Beachten Sie: Ein Löschungsverlangen kann erfolglos bleiben, wenn der Eintrag zutrifft. Wenn Sie die Forderung nicht bezahlt haben oder der Eintrag auf einem anderen Sachverhalt beruht, haben Sie keinen Anspruch auf Löschung. Auch bei erledigten Zahlungsstörungen ist der Ausgang eines Löschungsverfahrens nicht sicher, weil die Einzelfallabwägung Spielraum lässt. Ein Anwalt kann Ihnen sagen, wie hoch Ihre Erfolgsaussichten sind, bevor Sie Kosten riskieren.

Kernaussagen

  • Vollständige Zahlung reicht für die sofortige Löschung: Das Oberlandesgericht Köln hat im April 2025 entschieden, dass erledigte Forderungen nicht mehr jahrelang gespeichert werden dürfen. Sie können nach der Zahlung die sofortige Löschung verlangen.
  • Fordern Sie zuerst eine kostenlose Selbstauskunft an: Nur so sehen Sie, welche Einträge gespeichert sind und ob die Forderung als erledigt markiert ist. Die Auskunft nach der Datenschutz-Grundverordnung ist kostenlos.
  • Sammeln Sie alle Zahlungsbelege: Kontoauszüge, Überweisungsbelege und Quittungen sind der Nachweis, dass die Forderung erledigt ist. Ohne Belege bleibt Ihr Löschungsverlangen wirkungslos.
  • Stellen Sie das Löschungsverlangen schriftlich: Ein formelles Schreiben an die Auskunftei mit Verweis auf das Urteil und Kopien der Belege ist der richtige Weg. Setzen Sie eine Frist von zwei bis vier Wochen.
  • Bei Verweigerung hilft anwaltliche Unterstützung: Bevor Sie einen Anwalt beauftragen, zeigt Ihnen eine kostenlose Ersteinschätzung die Erfolgsaussichten und die voraussichtlichen Kosten. Die Einzelfallabwägung bedeutet keinen Automatismus.

FAQ

Wie lange dauert die Löschung nach vollständiger Zahlung?

Es gibt keine gesetzlich festgelegte Frist für die Löschung.

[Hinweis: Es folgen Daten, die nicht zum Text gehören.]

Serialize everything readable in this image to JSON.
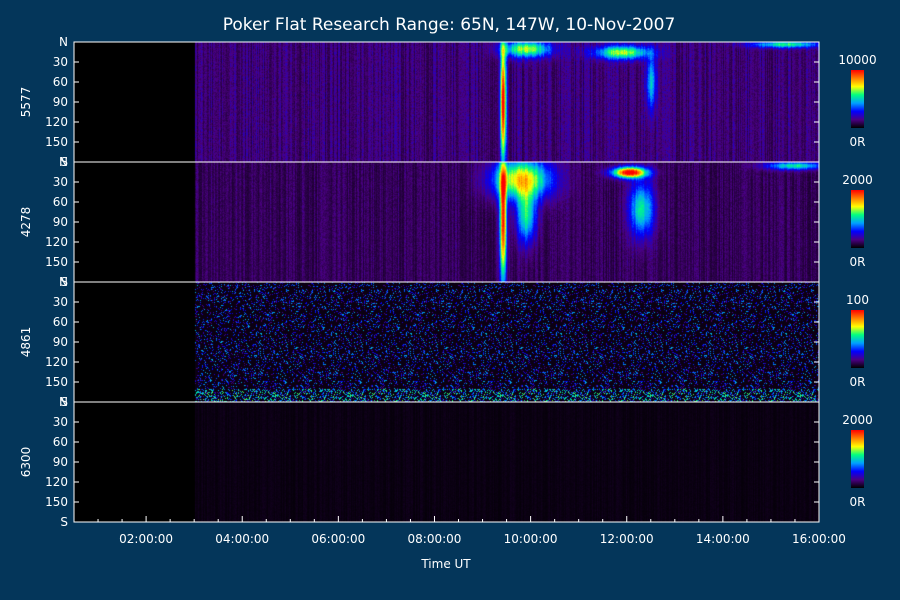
{
  "chart_data": {
    "type": "heatmap",
    "title": "Poker Flat Research Range: 65N, 147W, 10-Nov-2007",
    "xlabel": "Time UT",
    "x_range_hours": [
      0.5,
      16.0
    ],
    "x_ticks": [
      {
        "hour": 2,
        "label": "02:00:00"
      },
      {
        "hour": 4,
        "label": "04:00:00"
      },
      {
        "hour": 6,
        "label": "06:00:00"
      },
      {
        "hour": 8,
        "label": "08:00:00"
      },
      {
        "hour": 10,
        "label": "10:00:00"
      },
      {
        "hour": 12,
        "label": "12:00:00"
      },
      {
        "hour": 14,
        "label": "14:00:00"
      },
      {
        "hour": 16,
        "label": "16:00:00"
      }
    ],
    "y_range_deg": [
      0,
      180
    ],
    "y_ticks": [
      {
        "deg": 0,
        "label": "N"
      },
      {
        "deg": 30,
        "label": "30"
      },
      {
        "deg": 60,
        "label": "60"
      },
      {
        "deg": 90,
        "label": "90"
      },
      {
        "deg": 120,
        "label": "120"
      },
      {
        "deg": 150,
        "label": "150"
      },
      {
        "deg": 180,
        "label": "S"
      }
    ],
    "colormap": [
      "#000000",
      "#4b0082",
      "#0000ff",
      "#00a0ff",
      "#00ff80",
      "#ffff00",
      "#ff8000",
      "#ff0000"
    ],
    "panels": [
      {
        "label": "5577",
        "cb_max": "10000",
        "cb_min": "0R",
        "background": 0.13,
        "start_hour": 3.0,
        "features": [
          {
            "t": 9.42,
            "t_w": 0.06,
            "deg": 90,
            "deg_w": 90,
            "level": 0.95
          },
          {
            "t": 9.9,
            "t_w": 0.5,
            "deg": 10,
            "deg_w": 12,
            "level": 0.55
          },
          {
            "t": 11.9,
            "t_w": 0.55,
            "deg": 15,
            "deg_w": 10,
            "level": 0.55
          },
          {
            "t": 12.5,
            "t_w": 0.1,
            "deg": 60,
            "deg_w": 40,
            "level": 0.35
          },
          {
            "t": 15.3,
            "t_w": 0.7,
            "deg": 3,
            "deg_w": 5,
            "level": 0.45
          }
        ]
      },
      {
        "label": "4278",
        "cb_max": "2000",
        "cb_min": "0R",
        "background": 0.1,
        "start_hour": 3.0,
        "features": [
          {
            "t": 9.42,
            "t_w": 0.07,
            "deg": 90,
            "deg_w": 90,
            "level": 0.9
          },
          {
            "t": 9.8,
            "t_w": 0.6,
            "deg": 25,
            "deg_w": 30,
            "level": 0.65
          },
          {
            "t": 9.9,
            "t_w": 0.2,
            "deg": 80,
            "deg_w": 40,
            "level": 0.45
          },
          {
            "t": 12.05,
            "t_w": 0.35,
            "deg": 15,
            "deg_w": 8,
            "level": 0.95
          },
          {
            "t": 12.3,
            "t_w": 0.25,
            "deg": 70,
            "deg_w": 40,
            "level": 0.45
          },
          {
            "t": 15.5,
            "t_w": 0.6,
            "deg": 5,
            "deg_w": 6,
            "level": 0.45
          }
        ]
      },
      {
        "label": "4861",
        "cb_max": "100",
        "cb_min": "0R",
        "background": 0.12,
        "start_hour": 3.0,
        "speckle": true,
        "features": []
      },
      {
        "label": "6300",
        "cb_max": "2000",
        "cb_min": "0R",
        "background": 0.02,
        "start_hour": 3.0,
        "features": []
      }
    ]
  }
}
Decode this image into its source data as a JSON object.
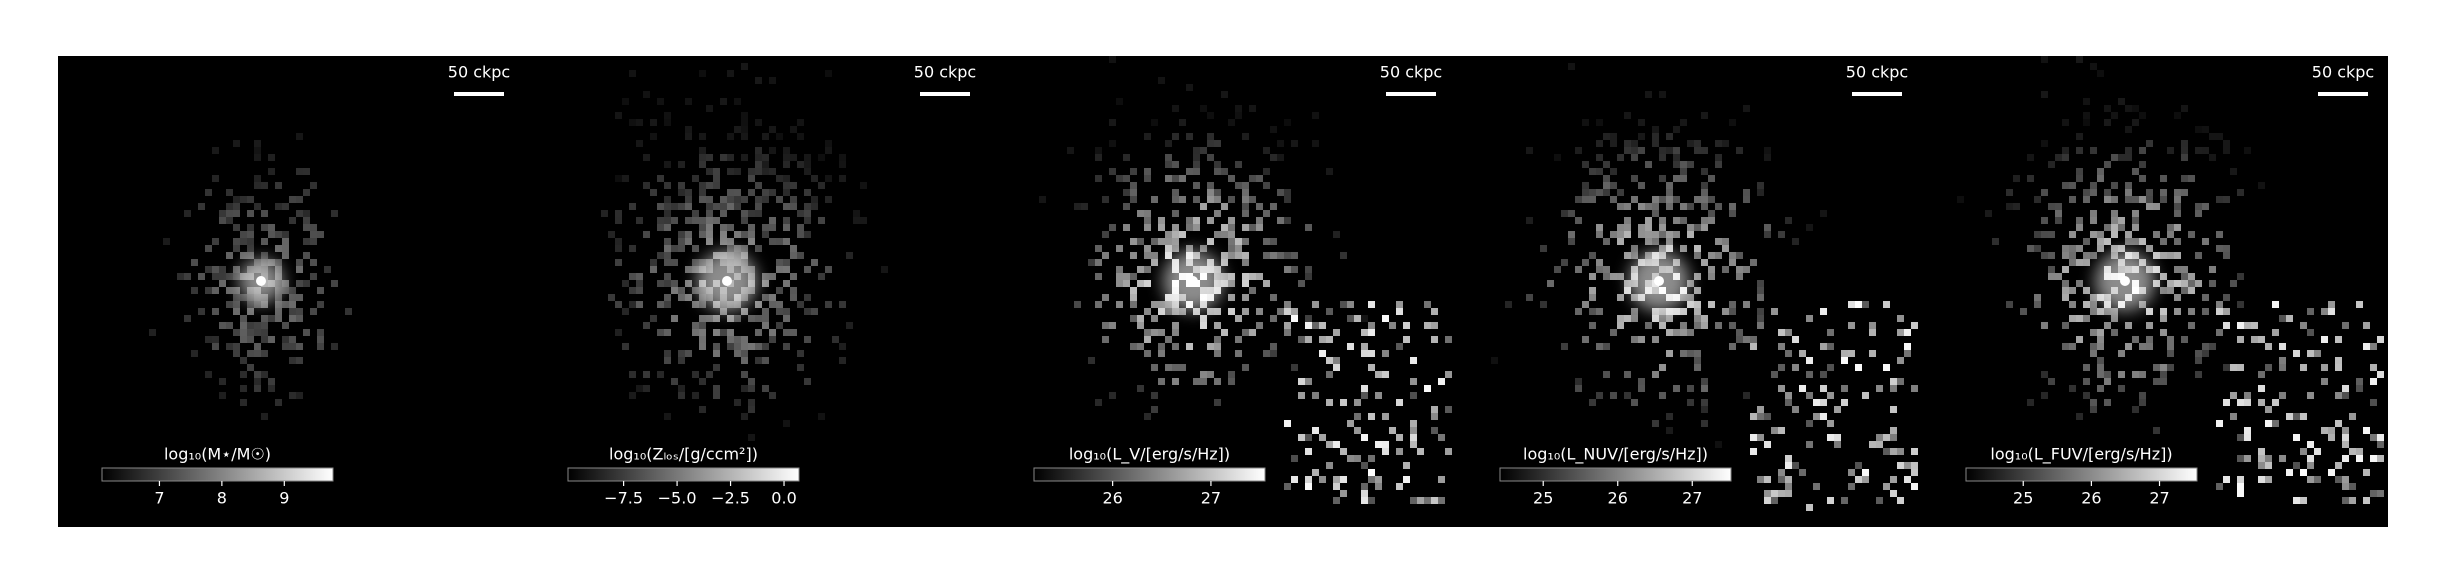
{
  "panels": [
    {
      "scale_bar": "50 ckpc",
      "colorbar": {
        "label": "log₁₀(M⋆/M☉)",
        "lim": [
          6.08,
          9.78
        ],
        "ticks": [
          7,
          8,
          9
        ]
      }
    },
    {
      "scale_bar": "50 ckpc",
      "colorbar": {
        "label": "log₁₀(Zₗₒₛ/[g/ccm²])",
        "lim": [
          -10.1,
          0.7
        ],
        "ticks": [
          {
            "value": -7.5,
            "label": "−7.5"
          },
          {
            "value": -5,
            "label": "−5.0"
          },
          {
            "value": -2.5,
            "label": "−2.5"
          },
          {
            "value": 0,
            "label": "0.0"
          }
        ]
      }
    },
    {
      "scale_bar": "50 ckpc",
      "colorbar": {
        "label": "log₁₀(L_V/[erg/s/Hz])",
        "lim": [
          25.2,
          27.55
        ],
        "ticks": [
          26,
          27
        ]
      }
    },
    {
      "scale_bar": "50 ckpc",
      "colorbar": {
        "label": "log₁₀(L_NUV/[erg/s/Hz])",
        "lim": [
          24.42,
          27.52
        ],
        "ticks": [
          25,
          26,
          27
        ]
      }
    },
    {
      "scale_bar": "50 ckpc",
      "colorbar": {
        "label": "log₁₀(L_FUV/[erg/s/Hz])",
        "lim": [
          24.16,
          27.55
        ],
        "ticks": [
          25,
          26,
          27
        ]
      }
    }
  ]
}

Nach dem Urteil des Oberlandesgerichts Köln muss die Löschung unverzüglich nach der vollständigen Zahlung erfolgen, wenn Sie das verlangen. In der Praxis sollten Sie der Auskunftei zwei bis vier Wochen Zeit geben und nach Ablauf der Frist nachfragen.

Was kostet ein Anwalt für ein Löschungsverfahren?

Die Anwaltskosten richten sich nach dem Streitwert, der bei Löschungsverfahren je nach Fall unterschiedlich hoch ist. Die genaue Höhe erfahren Sie erst nach einer Einschätzung Ihres Falls. Einige Plattformen bieten eine kostenlose Ersteinschätzung und ein transparentes Festpreisangebot an, sodass Sie die Kosten kennen, bevor Sie beauftragen.

Kann ich die Löschung selbst beantragen?

Ja, Sie können das Löschungsverlangen selbst stellen. Sie benötigen die kostenlose Selbstauskunft, Ihre Zahlungsbelege und ein formelles Schreiben an die Auskunftei. Ein Anwalt ist erst dann sinnvoll, wenn die Auskunftei die Löschung verweigert oder wenn Ihr Fall kompliziert ist.

Was passiert, wenn der Eintrag unzutreffend ist?

Wenn der Eintrag sachlich falsch ist, etwa weil die Forderung nie bestand oder bereits verjährt war, haben Sie einen Anspruch auf Löschung. Sie sollten den Sachverhalt schriftlich darlegen und Belege beifügen. Verweigert die Auskunftei die Löschung, können Sie sich an die Datenschutzaufsichtsbehörde wenden oder einen Anwalt einschalten.

Was, wenn die Auskunftei die Löschung ablehnt?

Dann haben Sie zwei Wege: Sie können Beschwerde bei der zuständigen Datenschutzaufsichtsbehörde einlegen oder gerichtlich gegen die Auskunftei vorgehen. Bevor Sie klagen, sollten Sie eine anwaltliche Einschätzung einholen, um die Erfolgsaussichten und die Kosten abzuwägen.